In fact, the report demonstrates that more than four years after the September 2008 financial meltdown on Wall Street, there is no end in sight to the economic crisis. Moreover, it highlights the vast disconnect between the bleak economic and social conditions facing working people and the staggering rise in corporate profits, stock and bond prices, and the wealth of the corporate-financial elite in the US and around the world.

Even as national and international bodies have issued one dismal report on economic growth after another, the bankers and CEOs have celebrated ever-rising stock values. The broadest major US stock index, the Standard & Poor’s 500, rose to a five-year high in January, breaching the 1,500 mark for the first time since pre-recession 2007. The MSCI All-Country World Index has jumped by 17 percent since the end of 2011.

The latest US corporate earnings reports are once again exceeding analysts’ projections. Of the 193 S&P 500 companies that have thus far released results in the current reporting season, 75 percent have surpassed the average prediction of stock analysts.
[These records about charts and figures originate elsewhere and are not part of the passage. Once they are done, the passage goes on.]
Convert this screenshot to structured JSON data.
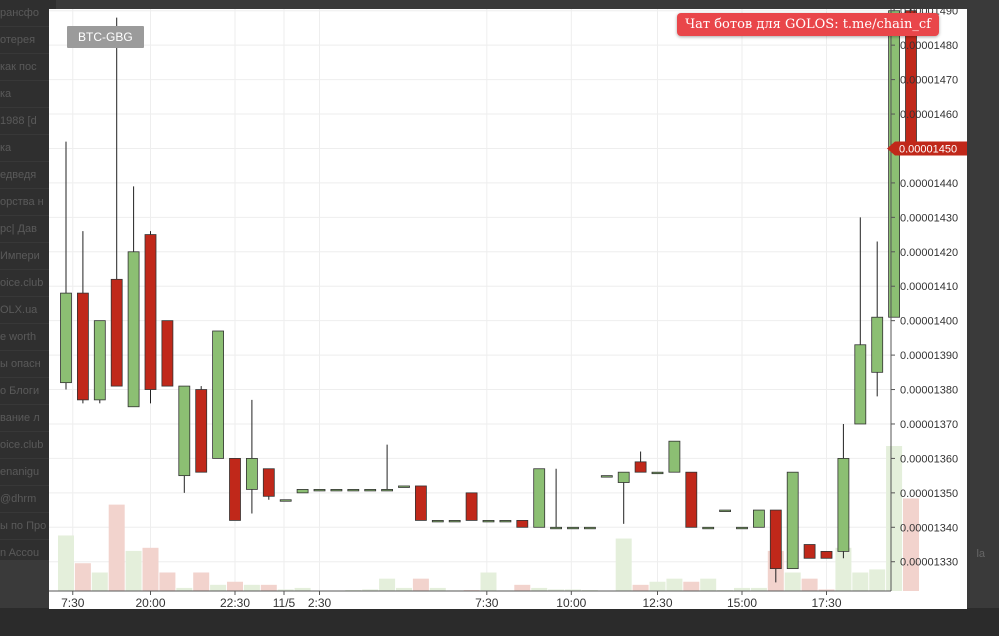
{
  "background": {
    "sidebar_items": [
      "рансфо",
      "отерея",
      "как пос",
      "ка",
      "1988 [d",
      "ка",
      "едведя",
      "орства н",
      "рс| Дав",
      "Импери",
      "oice.club",
      "OLX.ua",
      "e worth",
      "ы опасн",
      "о Блоги",
      "вание л",
      "oice.club",
      "enanigu",
      "@dhrm",
      "ы по Про",
      "n Accou"
    ],
    "right_fragment": "la"
  },
  "symbol_label": "BTC-GBG",
  "promo_link": "Чат ботов для GOLOS: t.me/chain_cf",
  "last_price_label": "0.00001450",
  "colors": {
    "up": "#8cbf73",
    "down": "#c0281a",
    "up_volume": "#e4efdb",
    "down_volume": "#f2d3cd",
    "price_tag": "#c0281a",
    "grid": "#eeeeee"
  },
  "chart_data": {
    "type": "candlestick",
    "title": "BTC-GBG",
    "xlabel": "",
    "ylabel": "",
    "y_ticks": [
      "0.00001330",
      "0.00001340",
      "0.00001350",
      "0.00001360",
      "0.00001370",
      "0.00001380",
      "0.00001390",
      "0.00001400",
      "0.00001410",
      "0.00001420",
      "0.00001430",
      "0.00001440",
      "0.00001450",
      "0.00001460",
      "0.00001470",
      "0.00001480",
      "0.00001490"
    ],
    "ylim": [
      1.3215e-05,
      1.4905e-05
    ],
    "x_ticks": [
      {
        "label": "7:30",
        "index": 0.4
      },
      {
        "label": "20:00",
        "index": 5
      },
      {
        "label": "22:30",
        "index": 10
      },
      {
        "label": "11/5",
        "index": 12.9
      },
      {
        "label": "2:30",
        "index": 15
      },
      {
        "label": "7:30",
        "index": 24.9
      },
      {
        "label": "10:00",
        "index": 29.9
      },
      {
        "label": "12:30",
        "index": 35
      },
      {
        "label": "15:00",
        "index": 40
      },
      {
        "label": "17:30",
        "index": 45
      }
    ],
    "candles": [
      {
        "o": 1.382e-05,
        "h": 1.452e-05,
        "l": 1.38e-05,
        "c": 1.408e-05,
        "v": 18
      },
      {
        "o": 1.408e-05,
        "h": 1.426e-05,
        "l": 1.376e-05,
        "c": 1.377e-05,
        "v": 9
      },
      {
        "o": 1.377e-05,
        "h": 1.4e-05,
        "l": 1.376e-05,
        "c": 1.4e-05,
        "v": 6
      },
      {
        "o": 1.412e-05,
        "h": 1.488e-05,
        "l": 1.381e-05,
        "c": 1.381e-05,
        "v": 28
      },
      {
        "o": 1.375e-05,
        "h": 1.439e-05,
        "l": 1.375e-05,
        "c": 1.42e-05,
        "v": 13
      },
      {
        "o": 1.425e-05,
        "h": 1.426e-05,
        "l": 1.376e-05,
        "c": 1.38e-05,
        "v": 14
      },
      {
        "o": 1.4e-05,
        "h": 1.4e-05,
        "l": 1.381e-05,
        "c": 1.381e-05,
        "v": 6
      },
      {
        "o": 1.355e-05,
        "h": 1.381e-05,
        "l": 1.35e-05,
        "c": 1.381e-05,
        "v": 1
      },
      {
        "o": 1.38e-05,
        "h": 1.381e-05,
        "l": 1.356e-05,
        "c": 1.356e-05,
        "v": 6
      },
      {
        "o": 1.36e-05,
        "h": 1.397e-05,
        "l": 1.36e-05,
        "c": 1.397e-05,
        "v": 2
      },
      {
        "o": 1.36e-05,
        "h": 1.36e-05,
        "l": 1.342e-05,
        "c": 1.342e-05,
        "v": 3
      },
      {
        "o": 1.351e-05,
        "h": 1.377e-05,
        "l": 1.344e-05,
        "c": 1.36e-05,
        "v": 2
      },
      {
        "o": 1.357e-05,
        "h": 1.357e-05,
        "l": 1.348e-05,
        "c": 1.349e-05,
        "v": 2
      },
      {
        "o": 1.348e-05,
        "h": 1.348e-05,
        "l": 1.348e-05,
        "c": 1.348e-05,
        "v": 0.5
      },
      {
        "o": 1.35e-05,
        "h": 1.351e-05,
        "l": 1.35e-05,
        "c": 1.351e-05,
        "v": 1
      },
      {
        "o": 1.351e-05,
        "h": 1.351e-05,
        "l": 1.351e-05,
        "c": 1.351e-05,
        "v": 0
      },
      {
        "o": 1.351e-05,
        "h": 1.351e-05,
        "l": 1.351e-05,
        "c": 1.351e-05,
        "v": 0
      },
      {
        "o": 1.351e-05,
        "h": 1.351e-05,
        "l": 1.351e-05,
        "c": 1.351e-05,
        "v": 0.3
      },
      {
        "o": 1.351e-05,
        "h": 1.351e-05,
        "l": 1.351e-05,
        "c": 1.351e-05,
        "v": 0.5
      },
      {
        "o": 1.351e-05,
        "h": 1.364e-05,
        "l": 1.351e-05,
        "c": 1.351e-05,
        "v": 4
      },
      {
        "o": 1.352e-05,
        "h": 1.352e-05,
        "l": 1.352e-05,
        "c": 1.352e-05,
        "v": 1
      },
      {
        "o": 1.352e-05,
        "h": 1.352e-05,
        "l": 1.342e-05,
        "c": 1.342e-05,
        "v": 4
      },
      {
        "o": 1.342e-05,
        "h": 1.342e-05,
        "l": 1.342e-05,
        "c": 1.342e-05,
        "v": 1
      },
      {
        "o": 1.342e-05,
        "h": 1.342e-05,
        "l": 1.342e-05,
        "c": 1.342e-05,
        "v": 0.2
      },
      {
        "o": 1.35e-05,
        "h": 1.35e-05,
        "l": 1.342e-05,
        "c": 1.342e-05,
        "v": 0.3
      },
      {
        "o": 1.342e-05,
        "h": 1.342e-05,
        "l": 1.342e-05,
        "c": 1.342e-05,
        "v": 6
      },
      {
        "o": 1.342e-05,
        "h": 1.342e-05,
        "l": 1.342e-05,
        "c": 1.342e-05,
        "v": 0.2
      },
      {
        "o": 1.342e-05,
        "h": 1.342e-05,
        "l": 1.34e-05,
        "c": 1.34e-05,
        "v": 2
      },
      {
        "o": 1.34e-05,
        "h": 1.357e-05,
        "l": 1.34e-05,
        "c": 1.357e-05,
        "v": 1
      },
      {
        "o": 1.34e-05,
        "h": 1.357e-05,
        "l": 1.34e-05,
        "c": 1.34e-05,
        "v": 0.5
      },
      {
        "o": 1.34e-05,
        "h": 1.34e-05,
        "l": 1.34e-05,
        "c": 1.34e-05,
        "v": 0.5
      },
      {
        "o": 1.34e-05,
        "h": 1.34e-05,
        "l": 1.34e-05,
        "c": 1.34e-05,
        "v": 0.3
      },
      {
        "o": 1.355e-05,
        "h": 1.355e-05,
        "l": 1.355e-05,
        "c": 1.355e-05,
        "v": 0
      },
      {
        "o": 1.353e-05,
        "h": 1.356e-05,
        "l": 1.341e-05,
        "c": 1.356e-05,
        "v": 17
      },
      {
        "o": 1.359e-05,
        "h": 1.362e-05,
        "l": 1.356e-05,
        "c": 1.356e-05,
        "v": 2
      },
      {
        "o": 1.356e-05,
        "h": 1.356e-05,
        "l": 1.356e-05,
        "c": 1.356e-05,
        "v": 3
      },
      {
        "o": 1.356e-05,
        "h": 1.365e-05,
        "l": 1.356e-05,
        "c": 1.365e-05,
        "v": 4
      },
      {
        "o": 1.356e-05,
        "h": 1.356e-05,
        "l": 1.34e-05,
        "c": 1.34e-05,
        "v": 3
      },
      {
        "o": 1.34e-05,
        "h": 1.34e-05,
        "l": 1.34e-05,
        "c": 1.34e-05,
        "v": 4
      },
      {
        "o": 1.345e-05,
        "h": 1.345e-05,
        "l": 1.345e-05,
        "c": 1.345e-05,
        "v": 0.3
      },
      {
        "o": 1.34e-05,
        "h": 1.34e-05,
        "l": 1.34e-05,
        "c": 1.34e-05,
        "v": 1
      },
      {
        "o": 1.34e-05,
        "h": 1.345e-05,
        "l": 1.34e-05,
        "c": 1.345e-05,
        "v": 1
      },
      {
        "o": 1.345e-05,
        "h": 1.345e-05,
        "l": 1.324e-05,
        "c": 1.328e-05,
        "v": 13
      },
      {
        "o": 1.328e-05,
        "h": 1.356e-05,
        "l": 1.328e-05,
        "c": 1.356e-05,
        "v": 6
      },
      {
        "o": 1.335e-05,
        "h": 1.335e-05,
        "l": 1.331e-05,
        "c": 1.331e-05,
        "v": 4
      },
      {
        "o": 1.333e-05,
        "h": 1.333e-05,
        "l": 1.331e-05,
        "c": 1.331e-05,
        "v": 0.5
      },
      {
        "o": 1.333e-05,
        "h": 1.37e-05,
        "l": 1.331e-05,
        "c": 1.36e-05,
        "v": 14
      },
      {
        "o": 1.37e-05,
        "h": 1.43e-05,
        "l": 1.37e-05,
        "c": 1.393e-05,
        "v": 6
      },
      {
        "o": 1.385e-05,
        "h": 1.423e-05,
        "l": 1.378e-05,
        "c": 1.401e-05,
        "v": 7
      },
      {
        "o": 1.401e-05,
        "h": 1.495e-05,
        "l": 1.401e-05,
        "c": 1.49e-05,
        "v": 47
      },
      {
        "o": 1.49e-05,
        "h": 1.495e-05,
        "l": 1.45e-05,
        "c": 1.45e-05,
        "v": 30
      }
    ]
  }
}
These facts point to the ever growing separation of the process of wealth accumulation by the corporate and banking elite from the creation of real value through the expansion of the productive forces. This vast edifice of financial speculation is being fostered by governments and central banks around the world. The US Federal Reserve, the Bank of England, the European Central Bank and the Bank of Japan are all pumping virtually free cash into the financial markets, essentially by printing money, in order to prop up the banks, guaranteeing them huge profits, while inflating asset values such as stocks and bonds.

This immense exercise in financial parasitism does virtually nothing to revive the real economy. On the contrary, the counterpart to ever bigger bank and corporate bailouts is a brutal policy of austerity aimed at destroying the past social gains of the working class and reducing workers to poverty. This attack on jobs, wages and social benefits undermines any sustainable economic growth and creates the conditions for deeper slump.
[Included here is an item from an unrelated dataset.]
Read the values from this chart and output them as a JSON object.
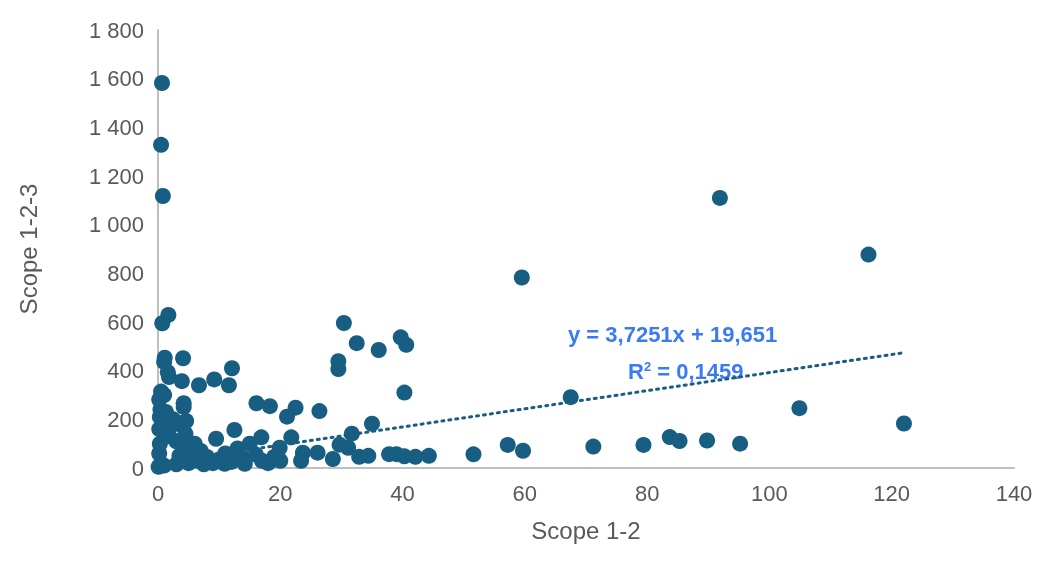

Just this month, as stock markets were soaring around the world, the International Labour Organization reported that the ranks of the unemployed would hit a new record high in 2013, increasing by 5.1 million to 202 million people. A US study reported a dramatic growth in the number of “working poor,” with the total number of people in low-income working families reaching 47.5 million—accounting for nearly one-third of all working families and 15 percent of the US population.

On Wednesday, the same day as the release of the Commerce Department report, the Federal Reserve’s policy-making Federal Open Market Committee (FOMC) completed a two-day meeting and announced a continuation of its aggressive program of monetary stimulus. In its statement, the spoke of a “pause” in economic growth as a result of “transitory factors,” and affirmed that it would continue to keep interest rates near zero and continue to purchase $85 billion a month in mortgage-backed securities and Treasury bonds.

This virtually unlimited flow of cheap credit to the banks is tantamount to life support for an otherwise moribund economy. However, it only exacerbates social and class tensions—making ever more obvious the chasm between rich and poor—and intensifies global economic conflicts.

Soaring profits and financial assets bestriding a stagnant or contracting real economy is unsustainable and sets the stage for financial, social and political convulsions even greater than those of 2008. What is already occurring is the collapse of any globally integrated and stable monetary system and the outbreak of currency wars, as nations seek to gain a trade advantage over their rivals by competitively devaluing their currencies.

The recent turn by Japan to money-printing and a cheap-yen policy has led to angry threats and recriminations from the US and Europe, and counter-threats from Japan.

Within this context, the report on US economic growth issued Wednesday points to a new and more explosive stage in the world crisis of capitalism.